Nuclear terrorism remains a constant threat to global peace. Access of terrorist organizations to nuclear material is a bigger threat to civilian population. Terrorist groups can gain access to highly enriched uranium or plutonium, because they have the potential to create and detonate an improvised nuclear device. Since the ISIS has already retreived nuclear materials from Mosul city of Iraq, we can assert that terrorist groups like ISIS and Katibat Imam Bukhari, and Chechen extremist groups can make access to biological and nuclear weapons with the help of local experts. Nuclear facilities also often store large amounts of radioactive material, spent fuel, and other nuclear waste products that terrorists could use in a dirty bomb.Without access to such fissile materials, extremist and radicalized groups can turn their attention toward building a simple radiological device. The most difficult part of making a nuclear bomb is acquiring the nuclear material, but some Muslim and non-Muslim state might facilitate the ISIS, Lashkar-e-Toiba, Chechen extremist groups and Afghanistan and Pakistan based groups to attack nuclear installations in Russia and Central Asia.

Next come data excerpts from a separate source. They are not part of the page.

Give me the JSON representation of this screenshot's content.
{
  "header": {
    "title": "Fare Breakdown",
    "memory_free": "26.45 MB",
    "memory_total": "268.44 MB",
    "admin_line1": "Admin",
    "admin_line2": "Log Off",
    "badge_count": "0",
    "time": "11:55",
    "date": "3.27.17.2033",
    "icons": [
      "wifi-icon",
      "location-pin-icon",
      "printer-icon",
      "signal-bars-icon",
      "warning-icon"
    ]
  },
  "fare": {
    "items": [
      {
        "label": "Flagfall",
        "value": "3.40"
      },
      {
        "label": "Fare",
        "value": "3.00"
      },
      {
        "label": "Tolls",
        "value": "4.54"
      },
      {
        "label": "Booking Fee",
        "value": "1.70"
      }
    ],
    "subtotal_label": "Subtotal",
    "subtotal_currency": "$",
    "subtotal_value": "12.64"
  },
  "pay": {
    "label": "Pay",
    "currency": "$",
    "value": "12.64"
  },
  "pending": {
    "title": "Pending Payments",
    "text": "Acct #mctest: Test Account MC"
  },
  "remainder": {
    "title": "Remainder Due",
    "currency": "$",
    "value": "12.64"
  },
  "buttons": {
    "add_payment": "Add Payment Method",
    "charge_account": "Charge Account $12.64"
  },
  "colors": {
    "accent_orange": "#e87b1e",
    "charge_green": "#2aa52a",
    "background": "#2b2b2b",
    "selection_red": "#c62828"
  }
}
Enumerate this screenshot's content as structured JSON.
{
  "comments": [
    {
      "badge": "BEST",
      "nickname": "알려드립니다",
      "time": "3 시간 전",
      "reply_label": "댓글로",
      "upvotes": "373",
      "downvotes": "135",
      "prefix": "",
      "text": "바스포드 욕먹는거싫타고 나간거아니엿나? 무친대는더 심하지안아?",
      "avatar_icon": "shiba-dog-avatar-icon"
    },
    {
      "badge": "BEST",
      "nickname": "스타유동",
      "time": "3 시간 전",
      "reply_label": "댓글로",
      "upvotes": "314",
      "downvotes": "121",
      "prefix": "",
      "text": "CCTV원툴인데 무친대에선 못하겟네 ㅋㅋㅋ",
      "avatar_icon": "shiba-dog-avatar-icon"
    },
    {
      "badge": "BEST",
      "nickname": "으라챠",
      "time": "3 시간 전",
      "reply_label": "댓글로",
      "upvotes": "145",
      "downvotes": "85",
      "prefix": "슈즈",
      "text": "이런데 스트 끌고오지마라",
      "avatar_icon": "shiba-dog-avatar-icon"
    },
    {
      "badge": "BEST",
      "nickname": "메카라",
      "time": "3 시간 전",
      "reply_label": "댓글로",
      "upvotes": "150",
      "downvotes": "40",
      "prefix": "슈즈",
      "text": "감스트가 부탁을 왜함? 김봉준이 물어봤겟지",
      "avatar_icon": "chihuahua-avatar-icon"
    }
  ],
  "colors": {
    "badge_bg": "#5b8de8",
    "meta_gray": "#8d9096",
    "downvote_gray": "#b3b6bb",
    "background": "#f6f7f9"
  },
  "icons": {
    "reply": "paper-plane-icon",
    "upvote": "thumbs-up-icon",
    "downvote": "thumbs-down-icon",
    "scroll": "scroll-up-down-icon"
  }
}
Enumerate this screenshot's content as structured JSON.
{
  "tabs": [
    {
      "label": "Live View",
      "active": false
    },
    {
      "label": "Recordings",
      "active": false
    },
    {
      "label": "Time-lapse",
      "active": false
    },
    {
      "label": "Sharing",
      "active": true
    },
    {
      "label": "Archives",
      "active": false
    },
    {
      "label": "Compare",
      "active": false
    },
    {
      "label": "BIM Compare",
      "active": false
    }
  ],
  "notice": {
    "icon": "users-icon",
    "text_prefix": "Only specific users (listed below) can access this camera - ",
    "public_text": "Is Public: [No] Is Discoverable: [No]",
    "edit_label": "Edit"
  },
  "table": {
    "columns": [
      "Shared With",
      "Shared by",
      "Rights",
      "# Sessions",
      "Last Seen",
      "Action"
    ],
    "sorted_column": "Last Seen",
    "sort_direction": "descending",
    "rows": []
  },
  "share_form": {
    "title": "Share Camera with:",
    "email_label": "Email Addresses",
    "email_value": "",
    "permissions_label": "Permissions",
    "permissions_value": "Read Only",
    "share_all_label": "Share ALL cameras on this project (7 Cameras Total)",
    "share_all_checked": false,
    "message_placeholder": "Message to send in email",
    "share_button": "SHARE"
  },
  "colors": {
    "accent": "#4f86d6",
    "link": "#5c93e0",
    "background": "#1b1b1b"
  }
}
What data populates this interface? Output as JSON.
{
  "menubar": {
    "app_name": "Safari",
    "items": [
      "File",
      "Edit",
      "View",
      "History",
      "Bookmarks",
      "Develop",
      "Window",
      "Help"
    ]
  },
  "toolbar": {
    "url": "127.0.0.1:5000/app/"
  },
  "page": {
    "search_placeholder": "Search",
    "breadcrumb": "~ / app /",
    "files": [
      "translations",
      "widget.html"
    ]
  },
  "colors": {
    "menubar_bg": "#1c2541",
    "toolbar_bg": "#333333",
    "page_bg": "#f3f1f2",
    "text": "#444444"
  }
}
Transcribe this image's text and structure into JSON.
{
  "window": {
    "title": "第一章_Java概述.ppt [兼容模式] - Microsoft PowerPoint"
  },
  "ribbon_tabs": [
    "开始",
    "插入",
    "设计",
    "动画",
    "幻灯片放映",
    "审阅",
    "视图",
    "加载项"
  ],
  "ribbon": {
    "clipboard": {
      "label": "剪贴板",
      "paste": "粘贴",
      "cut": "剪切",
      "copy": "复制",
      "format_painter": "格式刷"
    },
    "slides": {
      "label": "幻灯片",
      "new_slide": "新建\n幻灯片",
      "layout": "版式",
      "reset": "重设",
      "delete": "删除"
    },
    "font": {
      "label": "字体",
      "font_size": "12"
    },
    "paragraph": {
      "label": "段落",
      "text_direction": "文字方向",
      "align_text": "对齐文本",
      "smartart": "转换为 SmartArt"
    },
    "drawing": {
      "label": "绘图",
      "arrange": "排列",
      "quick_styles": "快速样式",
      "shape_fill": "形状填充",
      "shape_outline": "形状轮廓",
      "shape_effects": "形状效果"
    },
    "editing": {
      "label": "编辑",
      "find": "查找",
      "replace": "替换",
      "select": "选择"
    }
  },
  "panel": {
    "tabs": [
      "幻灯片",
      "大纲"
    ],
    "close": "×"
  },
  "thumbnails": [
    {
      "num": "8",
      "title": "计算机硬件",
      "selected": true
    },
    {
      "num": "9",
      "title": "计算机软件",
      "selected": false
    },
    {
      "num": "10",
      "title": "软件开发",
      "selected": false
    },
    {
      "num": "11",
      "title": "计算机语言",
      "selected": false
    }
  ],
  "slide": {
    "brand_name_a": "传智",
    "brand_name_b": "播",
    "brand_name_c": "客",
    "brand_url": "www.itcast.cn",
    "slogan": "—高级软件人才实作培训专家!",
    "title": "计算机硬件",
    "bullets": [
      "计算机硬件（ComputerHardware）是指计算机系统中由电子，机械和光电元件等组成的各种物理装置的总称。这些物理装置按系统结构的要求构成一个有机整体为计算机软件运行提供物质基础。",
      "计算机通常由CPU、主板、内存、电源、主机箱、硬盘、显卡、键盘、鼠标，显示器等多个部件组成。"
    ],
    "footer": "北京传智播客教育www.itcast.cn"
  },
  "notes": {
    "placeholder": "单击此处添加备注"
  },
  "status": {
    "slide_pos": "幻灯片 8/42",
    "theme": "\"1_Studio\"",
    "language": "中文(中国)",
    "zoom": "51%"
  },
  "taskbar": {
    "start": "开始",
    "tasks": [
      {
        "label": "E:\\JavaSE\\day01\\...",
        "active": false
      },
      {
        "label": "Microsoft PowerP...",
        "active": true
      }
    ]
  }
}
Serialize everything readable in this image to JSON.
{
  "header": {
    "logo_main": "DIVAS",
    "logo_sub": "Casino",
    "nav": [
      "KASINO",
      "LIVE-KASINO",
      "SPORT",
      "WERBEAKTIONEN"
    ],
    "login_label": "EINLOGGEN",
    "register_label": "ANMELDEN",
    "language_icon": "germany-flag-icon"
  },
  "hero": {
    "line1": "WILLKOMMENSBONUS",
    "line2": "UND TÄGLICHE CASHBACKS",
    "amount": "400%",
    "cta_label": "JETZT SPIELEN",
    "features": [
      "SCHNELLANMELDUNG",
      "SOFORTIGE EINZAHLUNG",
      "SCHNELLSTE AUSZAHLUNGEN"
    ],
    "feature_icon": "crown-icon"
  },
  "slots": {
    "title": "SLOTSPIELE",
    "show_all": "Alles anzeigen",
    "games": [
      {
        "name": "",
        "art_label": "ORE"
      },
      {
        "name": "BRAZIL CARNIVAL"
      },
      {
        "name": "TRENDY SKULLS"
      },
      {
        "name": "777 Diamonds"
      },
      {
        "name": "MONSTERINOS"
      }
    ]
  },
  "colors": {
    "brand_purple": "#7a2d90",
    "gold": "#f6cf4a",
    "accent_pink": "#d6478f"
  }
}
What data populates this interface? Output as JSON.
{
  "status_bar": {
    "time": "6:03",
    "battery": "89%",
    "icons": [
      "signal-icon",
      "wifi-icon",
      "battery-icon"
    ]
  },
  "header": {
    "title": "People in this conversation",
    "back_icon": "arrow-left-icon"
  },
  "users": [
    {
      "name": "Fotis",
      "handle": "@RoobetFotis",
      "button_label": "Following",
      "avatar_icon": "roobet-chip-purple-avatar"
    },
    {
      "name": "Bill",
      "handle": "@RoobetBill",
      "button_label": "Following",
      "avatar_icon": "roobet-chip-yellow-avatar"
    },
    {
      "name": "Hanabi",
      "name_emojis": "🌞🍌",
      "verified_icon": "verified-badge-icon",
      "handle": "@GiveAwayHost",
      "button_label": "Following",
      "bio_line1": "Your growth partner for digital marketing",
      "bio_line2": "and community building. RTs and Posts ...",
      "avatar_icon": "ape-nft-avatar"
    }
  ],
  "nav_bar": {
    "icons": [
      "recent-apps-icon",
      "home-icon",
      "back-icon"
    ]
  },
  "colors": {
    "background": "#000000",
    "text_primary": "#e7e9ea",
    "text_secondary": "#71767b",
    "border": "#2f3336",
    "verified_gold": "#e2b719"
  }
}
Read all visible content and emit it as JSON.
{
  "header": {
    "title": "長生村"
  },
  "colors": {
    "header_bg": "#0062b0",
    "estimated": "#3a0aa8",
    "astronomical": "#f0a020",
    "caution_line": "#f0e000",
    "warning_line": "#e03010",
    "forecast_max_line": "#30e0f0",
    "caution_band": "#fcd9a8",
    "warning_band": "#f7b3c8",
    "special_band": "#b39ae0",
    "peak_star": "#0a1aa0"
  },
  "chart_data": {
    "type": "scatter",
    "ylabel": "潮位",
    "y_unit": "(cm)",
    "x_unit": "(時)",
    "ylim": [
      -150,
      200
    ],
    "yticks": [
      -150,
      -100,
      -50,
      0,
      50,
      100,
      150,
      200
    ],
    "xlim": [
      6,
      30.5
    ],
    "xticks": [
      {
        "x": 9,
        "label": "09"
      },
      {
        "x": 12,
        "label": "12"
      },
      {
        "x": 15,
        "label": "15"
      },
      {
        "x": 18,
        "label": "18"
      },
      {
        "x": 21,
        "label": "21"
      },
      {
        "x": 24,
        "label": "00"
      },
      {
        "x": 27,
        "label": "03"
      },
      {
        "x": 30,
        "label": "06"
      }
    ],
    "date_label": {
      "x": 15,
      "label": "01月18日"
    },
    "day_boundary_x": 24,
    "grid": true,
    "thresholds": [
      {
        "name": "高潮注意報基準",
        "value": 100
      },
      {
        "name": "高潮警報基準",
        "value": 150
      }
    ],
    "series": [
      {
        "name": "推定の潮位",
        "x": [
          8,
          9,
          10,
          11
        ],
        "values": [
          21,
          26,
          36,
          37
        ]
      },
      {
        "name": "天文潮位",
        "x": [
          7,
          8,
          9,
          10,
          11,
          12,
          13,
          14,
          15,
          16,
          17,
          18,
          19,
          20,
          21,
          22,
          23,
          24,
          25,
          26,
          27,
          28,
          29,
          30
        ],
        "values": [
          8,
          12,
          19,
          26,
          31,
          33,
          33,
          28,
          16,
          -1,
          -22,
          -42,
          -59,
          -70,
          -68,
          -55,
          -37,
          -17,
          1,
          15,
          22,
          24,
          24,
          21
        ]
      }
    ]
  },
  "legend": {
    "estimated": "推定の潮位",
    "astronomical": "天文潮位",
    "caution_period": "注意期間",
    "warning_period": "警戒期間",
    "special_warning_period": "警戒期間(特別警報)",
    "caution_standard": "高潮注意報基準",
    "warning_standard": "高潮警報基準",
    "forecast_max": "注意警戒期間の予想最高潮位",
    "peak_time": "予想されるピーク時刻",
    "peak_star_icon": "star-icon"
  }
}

Information on how to manipulate nuclear material to produce an explosive device—an improvised nuclear device, which would produce a nuclear explosion and a mushroom cloud, or a radiation-dispersal device, which would spread dangerous radioactive material over a substantial area—is now available widely. Daesh (ISIS) seized control of the Iraqi city of Mosul in 2014. Pakistan has also been heavily dependent on outside supply for many key direct- and dual-use goods for its nuclear programs. It maintains smuggling networks and entities willing to break supplier country laws to obtain these goods. Many of these illegal imports have been detected and stopped. These illegal procurements have led to investigations and prosecutions in the supplier states, leading to revelations of important details about Pakistan’s complex to make nuclear explosive materials and nuclear weapons. According to some reports that weapons-grade and weapons-usable nuclear materials have been stolen by terrorist groups from some states. Once a crude weapon is in a country, terrorists would transport it in a vehicle to city and then detonate it in a crowded area.